Есть на свете Яоваль и Атиюль. Над ними синее-синее небо, никогда не заходит солнце и не бывает ни дождей, ни туманов. Вода, прозрачная и звонкая, как хрусталь. Кедрачи на склонах, внизу сплошной ковер мягкого ягеля. Почти нет кустов, и вокруг за несколько километров видна красная шляпа каждого подосиновика. Всю жизнь пасет здесь оленей старый Юргенвиль.

Он сидел у костра и задумчиво вытесывал топориком какую-то замысловатую корягу.

— Ну, и что это будет? Таган, табуретка?

Он посмотрел с недоумением. Зачем? Тагам есть, сидеть можно на сухой кочке или на куче хвороста. Просто вытесывает, просто — коряга.

— Дойдем сегодня до Авьяваям?

Он повернул голову, увидел наши бледные лица. Прикинул на взгляд рюкзаки. Помолчал немного, наверно, представил себе дорогу.

— Однако, нет. Не дойдете. Ночуйте здесь. Чай готов. Вот в котле мясо соленое, а в том — без соли.

Отказываться мы не стали. Еще в лагере мы планировали — сэкономим минут сорок, если не будем возиться с костром, а пообедаем в кочевье. Что могут не накормить — этого и в голову не приходило. В тундре так не бывает.

... Через несколько дней Юргенвиль гнал табун мимо наших палаток. Все были в маршруте, только Женька хлопотал у костра по хозяйству.

— Омто, Юргенвиль! — еще издалека крикнул он, расплываясь в гостеприимной улыбке. — Здравствуйте! Как олени? Оводы вас не слишком замучили? У меня лепешки свежие. Во, — похвалился дежурный золотистым, как спелый подсолнух, колесом.

Юргенвиль расположился у самого огня. Теперь была его очередь задавать вопросы.

— За сколько дней дошли тогда до Авьяваям?

И Женька долго потом с восторгом расписывал нам, какие глаза квадратные были у бригадира, когда он услышал, что дошли в тот же день. Это же надо, совершить такое — сам Юргенвиль поражается!

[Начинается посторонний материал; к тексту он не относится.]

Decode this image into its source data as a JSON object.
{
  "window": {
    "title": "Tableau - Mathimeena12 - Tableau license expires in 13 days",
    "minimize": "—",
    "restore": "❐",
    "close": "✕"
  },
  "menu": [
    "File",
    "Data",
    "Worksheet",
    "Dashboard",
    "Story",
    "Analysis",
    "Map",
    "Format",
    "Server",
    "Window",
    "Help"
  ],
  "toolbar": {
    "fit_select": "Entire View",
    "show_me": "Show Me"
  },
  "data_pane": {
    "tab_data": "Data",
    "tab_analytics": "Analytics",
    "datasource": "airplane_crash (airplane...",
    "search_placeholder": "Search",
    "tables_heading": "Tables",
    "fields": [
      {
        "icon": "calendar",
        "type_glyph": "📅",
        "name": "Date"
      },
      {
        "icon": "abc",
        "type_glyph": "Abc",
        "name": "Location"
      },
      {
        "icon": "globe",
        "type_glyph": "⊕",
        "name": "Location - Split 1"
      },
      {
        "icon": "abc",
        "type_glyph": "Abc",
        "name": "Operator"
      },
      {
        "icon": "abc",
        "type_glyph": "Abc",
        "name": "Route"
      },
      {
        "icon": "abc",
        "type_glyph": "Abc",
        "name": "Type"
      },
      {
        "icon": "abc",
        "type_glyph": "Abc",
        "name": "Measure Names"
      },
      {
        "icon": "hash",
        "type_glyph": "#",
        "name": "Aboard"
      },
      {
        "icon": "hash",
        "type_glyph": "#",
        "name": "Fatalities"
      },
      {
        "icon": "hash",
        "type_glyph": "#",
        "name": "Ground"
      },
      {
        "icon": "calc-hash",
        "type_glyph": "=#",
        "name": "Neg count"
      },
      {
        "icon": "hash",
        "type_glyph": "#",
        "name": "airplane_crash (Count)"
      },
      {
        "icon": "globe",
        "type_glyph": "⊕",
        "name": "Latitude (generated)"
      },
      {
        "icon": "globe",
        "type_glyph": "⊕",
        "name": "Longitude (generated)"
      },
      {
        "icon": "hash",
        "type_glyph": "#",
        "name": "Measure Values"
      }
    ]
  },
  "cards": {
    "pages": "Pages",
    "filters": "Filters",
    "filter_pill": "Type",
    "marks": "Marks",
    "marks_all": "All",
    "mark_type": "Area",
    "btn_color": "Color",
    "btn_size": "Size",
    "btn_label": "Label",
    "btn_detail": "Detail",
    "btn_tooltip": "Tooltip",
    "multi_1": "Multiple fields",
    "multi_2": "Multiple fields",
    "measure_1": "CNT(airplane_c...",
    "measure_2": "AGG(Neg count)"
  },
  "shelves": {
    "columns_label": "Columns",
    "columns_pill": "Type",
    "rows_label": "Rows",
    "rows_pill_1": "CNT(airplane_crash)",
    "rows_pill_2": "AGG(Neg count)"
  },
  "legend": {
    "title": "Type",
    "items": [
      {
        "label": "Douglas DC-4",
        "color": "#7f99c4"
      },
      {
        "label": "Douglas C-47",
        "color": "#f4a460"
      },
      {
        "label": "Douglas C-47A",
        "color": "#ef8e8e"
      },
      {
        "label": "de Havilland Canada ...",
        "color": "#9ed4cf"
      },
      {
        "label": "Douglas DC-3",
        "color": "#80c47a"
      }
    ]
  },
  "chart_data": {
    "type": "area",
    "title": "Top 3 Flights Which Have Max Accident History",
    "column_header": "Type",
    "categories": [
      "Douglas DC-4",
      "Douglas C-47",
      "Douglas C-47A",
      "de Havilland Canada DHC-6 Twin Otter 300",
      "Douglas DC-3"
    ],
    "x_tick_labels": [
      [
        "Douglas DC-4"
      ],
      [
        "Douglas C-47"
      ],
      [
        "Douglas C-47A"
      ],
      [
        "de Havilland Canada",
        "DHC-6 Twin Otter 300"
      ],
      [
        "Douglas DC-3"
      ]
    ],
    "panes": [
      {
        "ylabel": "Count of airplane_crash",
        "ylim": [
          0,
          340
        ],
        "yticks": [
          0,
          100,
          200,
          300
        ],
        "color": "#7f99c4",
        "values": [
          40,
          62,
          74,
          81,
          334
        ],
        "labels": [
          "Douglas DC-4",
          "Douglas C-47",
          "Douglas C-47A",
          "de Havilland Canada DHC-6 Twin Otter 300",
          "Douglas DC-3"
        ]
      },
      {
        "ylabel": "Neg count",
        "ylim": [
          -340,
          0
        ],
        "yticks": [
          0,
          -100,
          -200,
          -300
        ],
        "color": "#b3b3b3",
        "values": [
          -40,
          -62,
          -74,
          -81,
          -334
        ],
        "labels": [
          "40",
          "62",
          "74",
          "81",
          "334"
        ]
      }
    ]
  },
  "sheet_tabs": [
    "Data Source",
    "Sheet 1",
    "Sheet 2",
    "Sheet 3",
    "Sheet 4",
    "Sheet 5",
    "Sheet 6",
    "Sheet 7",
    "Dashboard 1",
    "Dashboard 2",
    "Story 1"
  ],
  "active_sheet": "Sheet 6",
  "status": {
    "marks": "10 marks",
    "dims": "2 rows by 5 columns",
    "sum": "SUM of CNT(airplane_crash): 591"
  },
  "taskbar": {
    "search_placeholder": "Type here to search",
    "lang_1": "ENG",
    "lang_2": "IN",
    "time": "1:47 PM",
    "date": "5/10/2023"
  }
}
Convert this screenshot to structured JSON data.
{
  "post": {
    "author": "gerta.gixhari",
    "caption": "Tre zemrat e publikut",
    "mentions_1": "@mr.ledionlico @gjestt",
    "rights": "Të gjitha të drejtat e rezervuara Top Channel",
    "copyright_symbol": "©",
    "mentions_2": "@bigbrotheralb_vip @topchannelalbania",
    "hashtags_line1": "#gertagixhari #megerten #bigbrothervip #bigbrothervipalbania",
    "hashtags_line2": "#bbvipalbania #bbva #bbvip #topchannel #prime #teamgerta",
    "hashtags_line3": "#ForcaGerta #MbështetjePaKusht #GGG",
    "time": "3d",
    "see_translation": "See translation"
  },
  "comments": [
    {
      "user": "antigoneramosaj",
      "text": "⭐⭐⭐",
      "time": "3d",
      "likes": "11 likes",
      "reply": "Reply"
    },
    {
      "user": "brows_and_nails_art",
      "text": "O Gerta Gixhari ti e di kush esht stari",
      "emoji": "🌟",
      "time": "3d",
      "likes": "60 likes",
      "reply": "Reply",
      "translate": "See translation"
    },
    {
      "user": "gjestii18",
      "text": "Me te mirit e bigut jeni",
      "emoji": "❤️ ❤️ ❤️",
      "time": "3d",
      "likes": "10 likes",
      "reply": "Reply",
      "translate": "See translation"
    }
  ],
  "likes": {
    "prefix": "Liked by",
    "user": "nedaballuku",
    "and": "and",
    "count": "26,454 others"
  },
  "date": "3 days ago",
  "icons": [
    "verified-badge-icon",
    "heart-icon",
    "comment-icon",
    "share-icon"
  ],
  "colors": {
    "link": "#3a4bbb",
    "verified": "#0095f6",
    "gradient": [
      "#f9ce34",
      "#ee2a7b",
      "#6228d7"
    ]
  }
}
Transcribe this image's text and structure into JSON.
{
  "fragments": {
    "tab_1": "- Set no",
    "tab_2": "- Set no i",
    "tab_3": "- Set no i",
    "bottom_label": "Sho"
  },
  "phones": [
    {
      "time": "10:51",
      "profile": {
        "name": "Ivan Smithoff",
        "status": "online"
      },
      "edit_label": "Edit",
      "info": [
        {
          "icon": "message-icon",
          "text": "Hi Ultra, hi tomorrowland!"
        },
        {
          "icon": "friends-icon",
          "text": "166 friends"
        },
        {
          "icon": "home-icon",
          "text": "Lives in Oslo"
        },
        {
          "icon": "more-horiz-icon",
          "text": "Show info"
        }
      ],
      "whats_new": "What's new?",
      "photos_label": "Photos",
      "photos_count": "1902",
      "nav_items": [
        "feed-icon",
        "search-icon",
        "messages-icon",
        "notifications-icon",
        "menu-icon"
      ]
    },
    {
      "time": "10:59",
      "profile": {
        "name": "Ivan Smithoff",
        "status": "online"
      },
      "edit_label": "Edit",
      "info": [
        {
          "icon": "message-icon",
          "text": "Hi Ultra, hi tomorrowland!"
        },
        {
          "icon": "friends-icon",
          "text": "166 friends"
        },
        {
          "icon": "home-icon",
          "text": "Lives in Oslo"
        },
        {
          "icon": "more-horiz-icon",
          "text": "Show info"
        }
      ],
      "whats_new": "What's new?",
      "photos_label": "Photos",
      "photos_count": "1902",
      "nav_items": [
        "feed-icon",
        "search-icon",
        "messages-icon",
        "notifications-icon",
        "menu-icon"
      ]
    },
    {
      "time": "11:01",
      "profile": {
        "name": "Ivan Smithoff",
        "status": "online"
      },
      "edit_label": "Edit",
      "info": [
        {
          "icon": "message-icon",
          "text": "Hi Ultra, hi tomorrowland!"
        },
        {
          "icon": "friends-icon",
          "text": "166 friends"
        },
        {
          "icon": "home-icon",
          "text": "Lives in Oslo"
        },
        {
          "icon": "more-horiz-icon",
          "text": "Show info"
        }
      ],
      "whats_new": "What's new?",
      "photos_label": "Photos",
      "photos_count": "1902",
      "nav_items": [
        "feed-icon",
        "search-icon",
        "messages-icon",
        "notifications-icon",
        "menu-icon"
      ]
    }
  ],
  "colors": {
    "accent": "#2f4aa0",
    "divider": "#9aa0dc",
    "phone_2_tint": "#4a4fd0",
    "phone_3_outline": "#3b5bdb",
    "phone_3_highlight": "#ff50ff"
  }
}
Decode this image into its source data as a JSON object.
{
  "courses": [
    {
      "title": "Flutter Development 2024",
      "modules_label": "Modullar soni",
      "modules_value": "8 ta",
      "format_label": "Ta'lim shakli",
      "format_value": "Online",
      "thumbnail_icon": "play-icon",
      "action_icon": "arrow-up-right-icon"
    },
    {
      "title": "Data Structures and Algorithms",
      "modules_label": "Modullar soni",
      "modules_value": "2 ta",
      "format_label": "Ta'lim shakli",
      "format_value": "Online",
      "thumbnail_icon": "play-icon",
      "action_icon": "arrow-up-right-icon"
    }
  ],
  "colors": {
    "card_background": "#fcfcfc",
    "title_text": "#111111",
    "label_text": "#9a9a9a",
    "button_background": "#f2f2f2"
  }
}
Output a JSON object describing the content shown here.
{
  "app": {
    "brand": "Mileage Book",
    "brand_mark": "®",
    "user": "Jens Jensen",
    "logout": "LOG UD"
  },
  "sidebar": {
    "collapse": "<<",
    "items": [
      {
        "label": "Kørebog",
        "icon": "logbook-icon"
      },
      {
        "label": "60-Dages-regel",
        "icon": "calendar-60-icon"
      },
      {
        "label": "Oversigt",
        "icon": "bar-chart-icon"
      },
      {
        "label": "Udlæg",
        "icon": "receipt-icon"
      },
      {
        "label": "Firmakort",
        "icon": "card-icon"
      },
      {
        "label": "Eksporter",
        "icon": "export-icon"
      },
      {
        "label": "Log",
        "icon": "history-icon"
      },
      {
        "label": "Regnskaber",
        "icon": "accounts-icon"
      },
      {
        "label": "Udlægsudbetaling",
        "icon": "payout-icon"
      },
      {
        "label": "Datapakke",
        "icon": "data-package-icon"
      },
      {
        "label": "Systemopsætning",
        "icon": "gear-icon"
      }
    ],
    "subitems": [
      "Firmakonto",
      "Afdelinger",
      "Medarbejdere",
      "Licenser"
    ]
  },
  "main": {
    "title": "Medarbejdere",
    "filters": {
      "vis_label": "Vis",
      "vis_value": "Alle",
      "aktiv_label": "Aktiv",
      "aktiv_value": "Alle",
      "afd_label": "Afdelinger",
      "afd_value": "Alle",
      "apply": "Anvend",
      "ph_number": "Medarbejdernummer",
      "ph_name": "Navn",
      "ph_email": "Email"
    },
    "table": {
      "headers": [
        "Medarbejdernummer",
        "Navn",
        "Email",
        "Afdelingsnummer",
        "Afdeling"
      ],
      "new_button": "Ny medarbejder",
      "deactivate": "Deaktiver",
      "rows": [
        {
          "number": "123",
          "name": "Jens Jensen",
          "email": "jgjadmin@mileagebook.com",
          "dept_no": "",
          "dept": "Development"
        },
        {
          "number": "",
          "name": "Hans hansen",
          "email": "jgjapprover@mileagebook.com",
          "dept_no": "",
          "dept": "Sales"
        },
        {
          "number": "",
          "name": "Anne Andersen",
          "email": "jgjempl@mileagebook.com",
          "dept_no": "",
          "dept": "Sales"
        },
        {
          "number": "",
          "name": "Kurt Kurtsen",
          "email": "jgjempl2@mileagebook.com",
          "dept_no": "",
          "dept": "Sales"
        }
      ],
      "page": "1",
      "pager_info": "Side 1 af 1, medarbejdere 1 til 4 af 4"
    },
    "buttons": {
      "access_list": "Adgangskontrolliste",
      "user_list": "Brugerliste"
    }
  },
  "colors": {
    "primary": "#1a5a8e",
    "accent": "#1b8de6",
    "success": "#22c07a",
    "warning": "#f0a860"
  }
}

А может, старый пастух поражался не этому. Зачем так спешить?

...Жарко. Бывает в тундре и такое. Оводы жужжат как мессершмитты, со всех сторон пикируют на табун. Даже у могучего быка перехватывает дыхание, встает дыбом шерсть и дрожат коленки. Испуганно шарахается он в сторону, ничего не видя перед собой, наталкивается на важенку, резко поворачивает и врезается в самую чащу рогов. Табун отплясывает какой-то дикий рок-н-ролл. Все кругом дергается, мечется, бешено храпит, закатывает глаза в глубоком обмороке. Но падать некуда. И спасения нет. Оводы забираются в уши, в ноздри, впиваются в кожу, прокусывают ее и откладывают личинку. Отвратительный, наглый червяк быстро жиреет, ползает как хозяин в чужом живом теле, выедает в нежном мясе длинные извилистые коридоры. Наконец, насытившись и заготовив впрок запасы для всего будущего развития, он прогрызает дыру в шкуре и вываливается.

Помню, мне долго была невдомек странная традиция корякских мастериц украшать кухлянки, куртки и брюки яркими цветными лоскутами. Красные, синие кусочки сукна, иногда с бисером и кисточками. То реже, то чаще безо всякой симметрии разбросаны они по мягкой выделанной коже. Милая естественность, тщательно организованный беспорядок? Ничего подобного, простейшая система. Каждая заплатка сидит там, где на шкуре дыра. Красива корякская одежда, много на вей украшений. Бывает даже, что их просто не на что нашивать— вся шкура просвечивает как тюль.

От копошащихся в теле червяков олень сатанеет.

Бурлит табун. Броуновское движение, хаос мироздания. Но это еще не самое страшное. Отдельные столкновения переходят в струйки, те сливаются в единое мощное стремление. Табун начинает вращаться, сначала медленно, потом все быстрее, быстрее... От черного вращающегося диска отрываются огромные протуберанцы, косяки в сто, двести голов разлетаются по касательной в кусты, в скалы, за перевалы и через долины. Ищи потом их неделями, месяцами, да и найдешь ли...

Поднятая без всякой команды бригада силится разорвать, взломать, сбить вращение. Пусть хаос, трещат рога, только не это... Хрипнут от крика пастухи.

... А комары, копытка, пожары? Знает оленевод, что такое плохо...

Ну а если прохладно, ветерок, ни одного овода на горизонте, комары не донимают, много ягеля, чистая долина — каждый олешка как на ладони? И спокойно пасется табун.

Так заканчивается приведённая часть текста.